Searches of the PubMed database were conducted for published studies evaluating the use of SGLT2 inhibitors that reported data on CV risk factors (eg, weight, BP, lipid levels) or CV events. Searches for presentations at recent major diabetes congresses were performed using the Online Submission and Invitation System.
Treatment with SGLT2 inhibitors has consistently been associated with reduction in body weight and BP. Qualitative graphical assessment of 21 studies shows unadjusted reductions in systolic BP and body weight typically ranging between 3 to 5 mm Hg and 2 to 3 kg, respectively. A few reports have suggested the potential for improvement in lipid parameters, such as high-density lipoprotein cholesterol levels; however, not all studies have demonstrated significant changes, and some have noted small increases in low-density lipoprotein cholesterol levels.

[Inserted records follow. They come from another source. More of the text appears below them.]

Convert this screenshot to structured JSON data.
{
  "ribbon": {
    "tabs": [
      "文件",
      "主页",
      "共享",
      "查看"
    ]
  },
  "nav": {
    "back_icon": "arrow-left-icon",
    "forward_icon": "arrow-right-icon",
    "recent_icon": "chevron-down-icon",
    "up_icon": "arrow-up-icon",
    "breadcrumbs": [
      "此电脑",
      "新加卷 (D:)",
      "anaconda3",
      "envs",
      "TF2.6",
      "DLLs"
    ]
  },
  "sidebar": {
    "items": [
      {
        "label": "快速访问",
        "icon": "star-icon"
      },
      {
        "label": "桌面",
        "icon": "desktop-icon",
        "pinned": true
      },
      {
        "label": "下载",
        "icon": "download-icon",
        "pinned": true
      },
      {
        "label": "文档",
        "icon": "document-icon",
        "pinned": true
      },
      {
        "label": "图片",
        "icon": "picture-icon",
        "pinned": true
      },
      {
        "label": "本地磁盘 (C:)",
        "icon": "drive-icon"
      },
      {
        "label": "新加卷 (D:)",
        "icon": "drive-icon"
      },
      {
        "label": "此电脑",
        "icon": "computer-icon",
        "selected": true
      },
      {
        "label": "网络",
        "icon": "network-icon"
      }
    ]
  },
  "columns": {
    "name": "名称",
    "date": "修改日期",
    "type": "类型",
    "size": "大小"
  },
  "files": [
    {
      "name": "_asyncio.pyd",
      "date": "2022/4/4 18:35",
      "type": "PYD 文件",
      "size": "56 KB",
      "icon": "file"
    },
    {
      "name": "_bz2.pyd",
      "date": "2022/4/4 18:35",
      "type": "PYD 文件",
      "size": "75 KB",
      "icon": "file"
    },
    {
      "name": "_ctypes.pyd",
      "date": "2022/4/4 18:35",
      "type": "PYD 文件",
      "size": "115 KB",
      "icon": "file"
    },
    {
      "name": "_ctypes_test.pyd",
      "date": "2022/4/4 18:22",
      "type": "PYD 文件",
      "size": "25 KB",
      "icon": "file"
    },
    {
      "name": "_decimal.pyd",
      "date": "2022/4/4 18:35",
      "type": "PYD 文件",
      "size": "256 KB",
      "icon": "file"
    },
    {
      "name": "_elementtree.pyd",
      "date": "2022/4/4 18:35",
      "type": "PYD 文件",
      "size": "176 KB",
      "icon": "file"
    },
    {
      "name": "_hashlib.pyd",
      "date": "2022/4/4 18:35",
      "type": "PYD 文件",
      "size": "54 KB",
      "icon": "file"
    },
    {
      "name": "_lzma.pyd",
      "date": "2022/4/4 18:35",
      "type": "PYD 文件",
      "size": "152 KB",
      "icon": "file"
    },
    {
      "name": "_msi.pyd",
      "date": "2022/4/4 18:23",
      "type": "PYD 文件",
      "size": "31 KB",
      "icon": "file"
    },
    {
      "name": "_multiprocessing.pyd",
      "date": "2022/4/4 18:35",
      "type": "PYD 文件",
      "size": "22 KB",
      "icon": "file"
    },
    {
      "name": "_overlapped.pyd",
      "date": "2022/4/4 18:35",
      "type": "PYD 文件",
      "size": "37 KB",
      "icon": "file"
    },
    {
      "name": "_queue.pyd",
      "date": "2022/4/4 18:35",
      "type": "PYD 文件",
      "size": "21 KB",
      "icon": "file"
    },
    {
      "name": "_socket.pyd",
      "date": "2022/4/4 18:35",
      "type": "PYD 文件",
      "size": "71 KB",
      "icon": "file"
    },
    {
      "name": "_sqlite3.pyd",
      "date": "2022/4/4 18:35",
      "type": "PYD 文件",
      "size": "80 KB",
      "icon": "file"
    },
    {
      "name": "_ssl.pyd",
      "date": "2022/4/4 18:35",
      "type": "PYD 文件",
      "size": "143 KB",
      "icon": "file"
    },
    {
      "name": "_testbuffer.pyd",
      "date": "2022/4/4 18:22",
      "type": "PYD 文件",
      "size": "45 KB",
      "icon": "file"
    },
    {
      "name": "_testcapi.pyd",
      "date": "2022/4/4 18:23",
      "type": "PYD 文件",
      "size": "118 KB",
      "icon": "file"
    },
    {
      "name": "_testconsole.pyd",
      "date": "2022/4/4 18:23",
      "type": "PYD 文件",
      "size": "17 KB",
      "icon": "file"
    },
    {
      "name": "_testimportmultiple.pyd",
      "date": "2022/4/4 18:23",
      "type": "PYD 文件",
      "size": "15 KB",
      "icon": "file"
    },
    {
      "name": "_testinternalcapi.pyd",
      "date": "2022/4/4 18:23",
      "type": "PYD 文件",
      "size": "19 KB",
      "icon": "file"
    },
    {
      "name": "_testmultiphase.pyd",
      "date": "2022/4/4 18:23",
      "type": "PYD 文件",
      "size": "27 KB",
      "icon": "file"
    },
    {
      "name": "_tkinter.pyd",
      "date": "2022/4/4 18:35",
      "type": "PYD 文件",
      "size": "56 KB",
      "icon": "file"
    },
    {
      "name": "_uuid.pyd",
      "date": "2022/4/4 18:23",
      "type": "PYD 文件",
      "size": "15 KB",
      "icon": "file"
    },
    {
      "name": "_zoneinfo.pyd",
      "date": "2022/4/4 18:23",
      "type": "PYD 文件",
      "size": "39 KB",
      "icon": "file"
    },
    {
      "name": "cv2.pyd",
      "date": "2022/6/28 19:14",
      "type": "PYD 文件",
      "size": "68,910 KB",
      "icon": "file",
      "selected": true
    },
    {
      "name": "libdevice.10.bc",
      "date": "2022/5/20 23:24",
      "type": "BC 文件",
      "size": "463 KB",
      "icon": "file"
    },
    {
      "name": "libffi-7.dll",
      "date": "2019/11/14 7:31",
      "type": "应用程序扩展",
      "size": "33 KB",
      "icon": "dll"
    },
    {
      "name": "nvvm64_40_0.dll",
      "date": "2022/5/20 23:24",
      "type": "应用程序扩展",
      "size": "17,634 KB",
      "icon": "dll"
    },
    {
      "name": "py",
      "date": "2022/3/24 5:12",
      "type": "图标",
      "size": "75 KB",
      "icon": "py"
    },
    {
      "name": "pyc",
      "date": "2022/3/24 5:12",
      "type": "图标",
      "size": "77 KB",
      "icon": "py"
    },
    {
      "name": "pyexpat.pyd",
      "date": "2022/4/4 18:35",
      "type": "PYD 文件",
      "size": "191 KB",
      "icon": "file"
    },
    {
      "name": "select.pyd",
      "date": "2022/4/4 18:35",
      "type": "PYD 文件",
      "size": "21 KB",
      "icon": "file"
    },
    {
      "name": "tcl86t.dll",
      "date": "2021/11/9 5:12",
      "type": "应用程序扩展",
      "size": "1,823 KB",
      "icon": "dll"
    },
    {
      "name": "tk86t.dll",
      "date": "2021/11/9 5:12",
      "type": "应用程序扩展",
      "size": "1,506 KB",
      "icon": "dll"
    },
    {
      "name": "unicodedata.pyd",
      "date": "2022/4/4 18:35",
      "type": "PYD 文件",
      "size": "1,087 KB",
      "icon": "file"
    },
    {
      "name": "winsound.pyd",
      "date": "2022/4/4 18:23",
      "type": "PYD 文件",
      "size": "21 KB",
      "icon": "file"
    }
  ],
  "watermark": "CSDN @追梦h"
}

Inhibition of SGLT2 in patients with T2DM may be associated with significant weight loss and BP reduction that are sustainable over the average time span of an investigational clinical study (ie, 3-6 months). When considered in terms of the potential for combination therapy, these features may offer a means of further reducing metabolic and CV risk in patients with T2DM.
目前,研究性抗糖尿病药物的临床开发项目将心血管(CV)风险评估作为主要研究重点。最近,一类新型抗高血糖治疗药物的几种化合物已进入开发的最后阶段。钠-葡萄糖共转运蛋白 2(SGLT2)抑制剂的治疗可导致 2 型糖尿病(T2DM)患者的葡萄糖尿排泄,与血糖水平的显著降低相关。该类药物基于葡萄糖尿的机制,通过减少热量供应,有可能导致体重减轻,此外,通过渗透性利尿或其他尚未完全确定的机制,可能影响血压(BP)。
在 PubMed 数据库中进行了发表的评估 SGLT2 抑制剂使用的研究的检索,这些研究报告了 CV 危险因素(如体重、BP、血脂水平)或 CV 事件的数据。使用在线提交和邀请系统对最近的主要糖尿病大会的演示文稿进行了搜索。
SGLT2 抑制剂的治疗一直与体重和 BP 的降低相关。对 21 项研究的定性图形评估显示,未调整的收缩压和体重通常分别降低 3 至 5 mmHg 和 2 至 3 kg。一些报告表明,血脂参数(如高密度脂蛋白胆固醇水平)可能有所改善;然而,并非所有研究都表明有显著变化,有些研究注意到低密度脂蛋白胆固醇水平略有增加。
在 T2DM 患者中抑制 SGLT2 可能与体重显著减轻和 BP 降低相关,在研究性临床研究的平均时间范围内(即 3-6 个月)可持续。考虑到联合治疗的潜力,这些特征可能为进一步降低 T2DM 患者的代谢和 CV 风险提供一种方法。